Setup hyperparameters for LightGBM training.
Usage
setup_LightGBM(
max_nrounds = 1000L,
force_nrounds = NULL,
early_stopping_rounds = 10L,
num_leaves = 8L,
max_depth = -1L,
learning_rate = 0.01,
feature_fraction = 1,
subsample = 1,
subsample_freq = 1L,
lambda_l1 = 0,
lambda_l2 = 0,
max_cat_threshold = 32L,
min_data_per_group = 32L,
linear_tree = FALSE,
ifw = FALSE,
objective = NULL,
device_type = "cpu",
tree_learner = "serial",
force_col_wise = TRUE
)Arguments
- max_nrounds
Positive integer: Maximum number of boosting rounds.
- force_nrounds
Positive integer: Use this many boosting rounds.
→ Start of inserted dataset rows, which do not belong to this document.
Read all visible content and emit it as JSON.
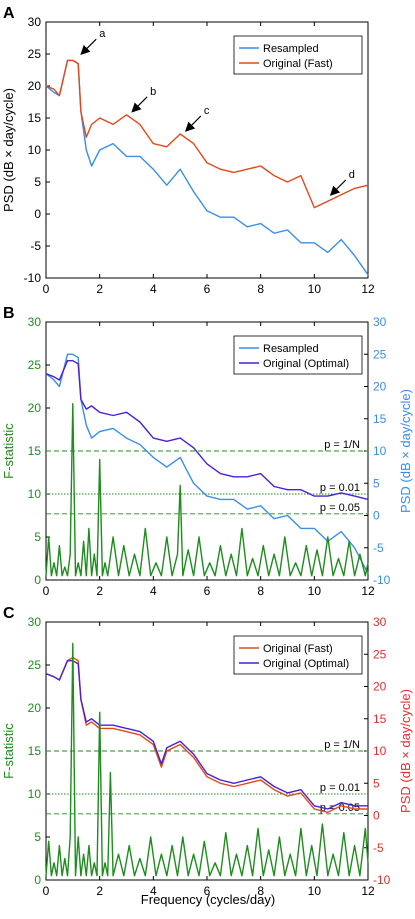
{
  "colors": {
    "resampled": "#3a8ee6",
    "original_fast": "#e04a1a",
    "original_optimal": "#4b1fd6",
    "fstat": "#1e8c1e",
    "right_axis_b": "#3a8ee6",
    "right_axis_c": "#e03030",
    "threshold": "#1e8c1e"
  },
  "xlabel": "Frequency (cycles/day)",
  "chart_data": [
    {
      "panel": "A",
      "type": "line",
      "ylabel": "PSD (dB × day/cycle)",
      "xlim": [
        0,
        12
      ],
      "ylim": [
        -10,
        30
      ],
      "xticks": [
        "0",
        "2",
        "4",
        "6",
        "8",
        "10",
        "12"
      ],
      "yticks": [
        "-10",
        "-5",
        "0",
        "5",
        "10",
        "15",
        "20",
        "25",
        "30"
      ],
      "legend_location": "top-right",
      "legend": [
        "Resampled",
        "Original (Fast)"
      ],
      "series": [
        {
          "name": "Resampled",
          "color_key": "resampled",
          "x": [
            0,
            0.3,
            0.5,
            0.8,
            1.0,
            1.2,
            1.3,
            1.5,
            1.7,
            2.0,
            2.5,
            3.0,
            3.5,
            4.0,
            4.5,
            5.0,
            5.5,
            6.0,
            6.5,
            7.0,
            7.5,
            8.0,
            8.5,
            9.0,
            9.5,
            10.0,
            10.5,
            11.0,
            11.5,
            12.0
          ],
          "y": [
            20,
            19,
            18.5,
            24,
            24,
            23.5,
            16,
            10,
            7.5,
            10,
            11,
            9,
            9,
            7,
            4.5,
            7,
            3.5,
            0.5,
            -0.5,
            -0.5,
            -2,
            -1.5,
            -3,
            -2.5,
            -4.5,
            -4.5,
            -6,
            -4,
            -6.5,
            -9.5
          ]
        },
        {
          "name": "Original (Fast)",
          "color_key": "original_fast",
          "x": [
            0,
            0.3,
            0.5,
            0.8,
            1.0,
            1.2,
            1.3,
            1.5,
            1.7,
            2.0,
            2.5,
            3.0,
            3.5,
            4.0,
            4.5,
            5.0,
            5.5,
            6.0,
            6.5,
            7.0,
            7.5,
            8.0,
            8.5,
            9.0,
            9.5,
            10.0,
            10.5,
            11.0,
            11.5,
            12.0
          ],
          "y": [
            20,
            19.5,
            18.5,
            24,
            24,
            23.5,
            16,
            12,
            14,
            15,
            14,
            15.5,
            14,
            11,
            10.5,
            12.5,
            11,
            8,
            7,
            6.5,
            7,
            7.5,
            6,
            5,
            6,
            1,
            2,
            3,
            4,
            4.5
          ]
        }
      ],
      "annotations": [
        {
          "label": "a",
          "x": 1.2,
          "y": 24.5
        },
        {
          "label": "b",
          "x": 3.1,
          "y": 15.5
        },
        {
          "label": "c",
          "x": 5.1,
          "y": 12.5
        },
        {
          "label": "d",
          "x": 10.5,
          "y": 2.5
        }
      ]
    },
    {
      "panel": "B",
      "type": "line",
      "ylabel_left": "F-statistic",
      "ylabel_right": "PSD (dB × day/cycle)",
      "xlim": [
        0,
        12
      ],
      "ylim_left": [
        0,
        30
      ],
      "ylim_right": [
        -10,
        30
      ],
      "xticks": [
        "0",
        "2",
        "4",
        "6",
        "8",
        "10",
        "12"
      ],
      "yticks_left": [
        "0",
        "5",
        "10",
        "15",
        "20",
        "25",
        "30"
      ],
      "yticks_right": [
        "-10",
        "-5",
        "0",
        "5",
        "10",
        "15",
        "20",
        "25",
        "30"
      ],
      "legend_location": "top-right",
      "legend": [
        "Resampled",
        "Original (Optimal)"
      ],
      "thresholds": [
        {
          "label": "p = 1/N",
          "value": 15,
          "style": "dashed"
        },
        {
          "label": "p = 0.01",
          "value": 10,
          "style": "dotted"
        },
        {
          "label": "p = 0.05",
          "value": 7.7,
          "style": "dashed"
        }
      ],
      "series": [
        {
          "name": "Resampled",
          "color_key": "resampled",
          "axis": "right",
          "x": [
            0,
            0.3,
            0.5,
            0.8,
            1.0,
            1.2,
            1.3,
            1.5,
            1.7,
            2.0,
            2.5,
            3.0,
            3.5,
            4.0,
            4.5,
            5.0,
            5.5,
            6.0,
            6.5,
            7.0,
            7.5,
            8.0,
            8.5,
            9.0,
            9.5,
            10.0,
            10.5,
            11.0,
            11.5,
            12.0
          ],
          "y": [
            22,
            21,
            20,
            25,
            25,
            24.5,
            18,
            14,
            12,
            13,
            13.5,
            12,
            11,
            9,
            7.5,
            9,
            5,
            3,
            2.5,
            2.5,
            1,
            1.5,
            -0.5,
            0,
            -2,
            -2,
            -4,
            -2.5,
            -5,
            -9
          ]
        },
        {
          "name": "Original (Optimal)",
          "color_key": "original_optimal",
          "axis": "right",
          "x": [
            0,
            0.3,
            0.5,
            0.8,
            1.0,
            1.2,
            1.3,
            1.5,
            1.7,
            2.0,
            2.5,
            3.0,
            3.5,
            4.0,
            4.5,
            5.0,
            5.5,
            6.0,
            6.5,
            7.0,
            7.5,
            8.0,
            8.5,
            9.0,
            9.5,
            10.0,
            10.5,
            11.0,
            11.5,
            12.0
          ],
          "y": [
            22,
            21.5,
            21,
            24,
            24,
            23.5,
            18,
            16.5,
            17,
            16,
            15.5,
            16,
            14.5,
            12,
            11.5,
            12,
            10.5,
            8,
            6.5,
            6,
            6,
            6.5,
            4.5,
            4,
            4,
            3,
            3,
            3.5,
            3,
            2.5
          ]
        },
        {
          "name": "F-statistic",
          "color_key": "fstat",
          "axis": "left",
          "x": [
            0,
            0.1,
            0.2,
            0.3,
            0.4,
            0.5,
            0.6,
            0.7,
            0.8,
            0.9,
            1.0,
            1.1,
            1.2,
            1.3,
            1.4,
            1.5,
            1.6,
            1.7,
            1.8,
            1.9,
            2.0,
            2.1,
            2.2,
            2.3,
            2.5,
            2.7,
            2.9,
            3.1,
            3.3,
            3.5,
            3.7,
            3.9,
            4.1,
            4.3,
            4.5,
            4.7,
            4.9,
            5.0,
            5.1,
            5.3,
            5.5,
            5.7,
            5.9,
            6.1,
            6.3,
            6.5,
            6.7,
            6.9,
            7.1,
            7.3,
            7.5,
            7.7,
            7.9,
            8.1,
            8.3,
            8.5,
            8.7,
            8.9,
            9.1,
            9.3,
            9.5,
            9.7,
            9.9,
            10.1,
            10.3,
            10.5,
            10.7,
            10.9,
            11.1,
            11.3,
            11.5,
            11.7,
            11.9,
            12.0
          ],
          "y": [
            0.5,
            5,
            0.5,
            2,
            0.5,
            4,
            0.5,
            1.5,
            0.5,
            3,
            20.5,
            0.5,
            2,
            0.5,
            4.5,
            0.5,
            6,
            0.5,
            3,
            0.5,
            14,
            0.5,
            2,
            0.5,
            5,
            0.5,
            4,
            0.5,
            3,
            0.5,
            6,
            0.5,
            2,
            0.5,
            5,
            0.5,
            3,
            11,
            0.5,
            3.5,
            0.5,
            5,
            0.5,
            2,
            0.5,
            4,
            0.5,
            3,
            0.5,
            6,
            0.5,
            2.5,
            0.5,
            4,
            0.5,
            3,
            0.5,
            5,
            0.5,
            2,
            0.5,
            4,
            0.5,
            3.5,
            0.5,
            5,
            0.5,
            2.5,
            0.5,
            4.5,
            0.5,
            3,
            0.5,
            2
          ]
        }
      ]
    },
    {
      "panel": "C",
      "type": "line",
      "ylabel_left": "F-statistic",
      "ylabel_right": "PSD (dB × day/cycle)",
      "xlim": [
        0,
        12
      ],
      "ylim_left": [
        0,
        30
      ],
      "ylim_right": [
        -10,
        30
      ],
      "xticks": [
        "0",
        "2",
        "4",
        "6",
        "8",
        "10",
        "12"
      ],
      "yticks_left": [
        "0",
        "5",
        "10",
        "15",
        "20",
        "25",
        "30"
      ],
      "yticks_right": [
        "-10",
        "-5",
        "0",
        "5",
        "10",
        "15",
        "20",
        "25",
        "30"
      ],
      "legend_location": "top-right",
      "legend": [
        "Original (Fast)",
        "Original (Optimal)"
      ],
      "thresholds": [
        {
          "label": "p = 1/N",
          "value": 15,
          "style": "dashed"
        },
        {
          "label": "p = 0.01",
          "value": 10,
          "style": "dotted"
        },
        {
          "label": "p = 0.05",
          "value": 7.7,
          "style": "dashed"
        }
      ],
      "series": [
        {
          "name": "Original (Fast)",
          "color_key": "original_fast",
          "axis": "right",
          "x": [
            0,
            0.3,
            0.5,
            0.8,
            1.0,
            1.2,
            1.3,
            1.5,
            1.7,
            2.0,
            2.5,
            3.0,
            3.5,
            4.0,
            4.3,
            4.5,
            5.0,
            5.5,
            6.0,
            6.5,
            7.0,
            7.5,
            8.0,
            8.5,
            9.0,
            9.5,
            10.0,
            10.5,
            11.0,
            11.5,
            12.0
          ],
          "y": [
            22,
            21.5,
            21,
            24,
            24.5,
            24,
            18,
            14,
            14.5,
            13.5,
            13.5,
            13,
            12.5,
            11,
            7.5,
            10,
            11,
            9,
            6,
            5,
            4.5,
            5,
            5.5,
            4,
            3,
            3.5,
            1,
            0.5,
            1.5,
            1,
            1
          ]
        },
        {
          "name": "Original (Optimal)",
          "color_key": "original_optimal",
          "axis": "right",
          "x": [
            0,
            0.3,
            0.5,
            0.8,
            1.0,
            1.2,
            1.3,
            1.5,
            1.7,
            2.0,
            2.5,
            3.0,
            3.5,
            4.0,
            4.3,
            4.5,
            5.0,
            5.5,
            6.0,
            6.5,
            7.0,
            7.5,
            8.0,
            8.5,
            9.0,
            9.5,
            10.0,
            10.5,
            11.0,
            11.5,
            12.0
          ],
          "y": [
            22,
            21.5,
            21,
            24,
            24,
            23.5,
            18,
            14.5,
            15,
            14,
            14,
            13.5,
            13,
            11.5,
            8,
            10.5,
            11.5,
            9.5,
            6.5,
            5.5,
            5,
            5.5,
            6,
            4.5,
            3.5,
            4,
            1.5,
            1,
            2,
            1.5,
            1.5
          ]
        },
        {
          "name": "F-statistic",
          "color_key": "fstat",
          "axis": "left",
          "x": [
            0,
            0.1,
            0.2,
            0.3,
            0.4,
            0.5,
            0.6,
            0.7,
            0.8,
            0.9,
            1.0,
            1.1,
            1.2,
            1.3,
            1.4,
            1.5,
            1.6,
            1.7,
            1.8,
            1.9,
            2.0,
            2.1,
            2.2,
            2.3,
            2.4,
            2.5,
            2.7,
            2.9,
            3.1,
            3.3,
            3.5,
            3.7,
            3.9,
            4.1,
            4.3,
            4.5,
            4.7,
            4.9,
            5.1,
            5.3,
            5.5,
            5.7,
            5.9,
            6.1,
            6.3,
            6.5,
            6.7,
            6.9,
            7.1,
            7.3,
            7.5,
            7.7,
            7.9,
            8.1,
            8.3,
            8.5,
            8.7,
            8.9,
            9.1,
            9.3,
            9.5,
            9.7,
            9.9,
            10.1,
            10.3,
            10.5,
            10.7,
            10.9,
            11.1,
            11.3,
            11.5,
            11.7,
            11.9,
            12.0
          ],
          "y": [
            0.5,
            4.5,
            0.5,
            2,
            0.5,
            4,
            0.5,
            2.5,
            0.5,
            5,
            27.5,
            0.5,
            5,
            0.5,
            3,
            0.5,
            4,
            0.5,
            2,
            0.5,
            19.5,
            0.5,
            2,
            0.5,
            12.5,
            0.5,
            3,
            0.5,
            4,
            0.5,
            2.5,
            0.5,
            5,
            0.5,
            3,
            0.5,
            4,
            0.5,
            5,
            0.5,
            3,
            0.5,
            4.5,
            0.5,
            2,
            0.5,
            5.5,
            0.5,
            3,
            0.5,
            4,
            0.5,
            6,
            0.5,
            3.5,
            0.5,
            5,
            0.5,
            3,
            0.5,
            6,
            0.5,
            4,
            0.5,
            6.5,
            0.5,
            3,
            0.5,
            5.5,
            0.5,
            4,
            0.5,
            6,
            2
          ]
        }
      ]
    }
  ]
}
Disable search for nrounds.
- early_stopping_rounds
Positive integer: Number of rounds without improvement to stop training.
- num_leaves
(Tunable) Positive integer: Maximum number of leaves in one tree.
- max_depth
(Tunable) Integer: Maximum depth of trees.
- learning_rate
(Tunable) Numeric: Learning rate.
- feature_fraction
(Tunable) Numeric: Fraction of features to use.
- subsample
(Tunable) Numeric: Fraction of data to use.
- subsample_freq
(Tunable) Positive integer: Frequency of subsample.
- lambda_l1
(Tunable) Numeric: L1 regularization.
- lambda_l2
(Tunable) Numeric: L2 regularization.
- max_cat_threshold
(Tunable) Positive integer: Maximum number of categories for categorical features.
- min_data_per_group
(Tunable) Positive integer: Minimum number of observations per categorical group.
- linear_tree
Logical: If TRUE, use linear trees.
- ifw
Logical: If TRUE, use Inverse Frequency Weighting in classification.
- objective
Character: Objective function.
- device_type
Character: "cpu" or "gpu".
- tree_learner
Character: "serial", "feature", "data", or "voting".
- force_col_wise
Logical: Use only with CPU - If TRUE, force col-wise histogram building.
Details
Get more information from lightgbm::lgb.train.
Examples
lightgbm_hyperparams <- setup_LightGBM(max_nrounds = 500L,
learning_rate = c(0.001, 0.01, 0.05), ifw = TRUE)
lightgbm_hyperparams
#> <LightGBMHyperparameters>
#> hyperparameters:
#> nrounds: <NUL> NULL
#> max_nrounds: <int> 500
#> force_nrounds: <NUL> NULL
#> early_stopping_rounds: <int> 10
#> num_leaves: <int> 8
#> max_depth: <int> -1
#> learning_rate: <nmr> 1e-03, 0.01, 0.05
#> subsample: <nmr> 1.00
#> subsample_freq: <int> 1
#> lambda_l1: <nmr> 0.00
#> lambda_l2: <nmr> 0.00
#> max_cat_threshold: <int> 32
#> min_data_per_group: <int> 32
#> linear_tree: <lgc> FALSE
#> ifw: <lgc> TRUE
#> objective: <NUL> NULL
#> device_type: <chr> cpu
#> tree_learner: <chr> serial
#> force_col_wise: <lgc> TRUE
#> tunable_hyperparameters: <chr> num_leaves, max_depth, learning_rate, feature_fraction, subsample, subsample_freq, lambda_l1, lambda_l2, max_cat_threshold, min_data_per_group, linear_tree, ifw
#> fixed_hyperparameters: <chr> max_nrounds, force_nrounds, early_stopping_rounds, objective, device_type, tree_learner, force_col_wise
#> tuned: <int> 0
#> resampled: <int> 0
#> n_workers: <int> 1
#>
#> Hyperparameters learning_rate and nrounds need tuning.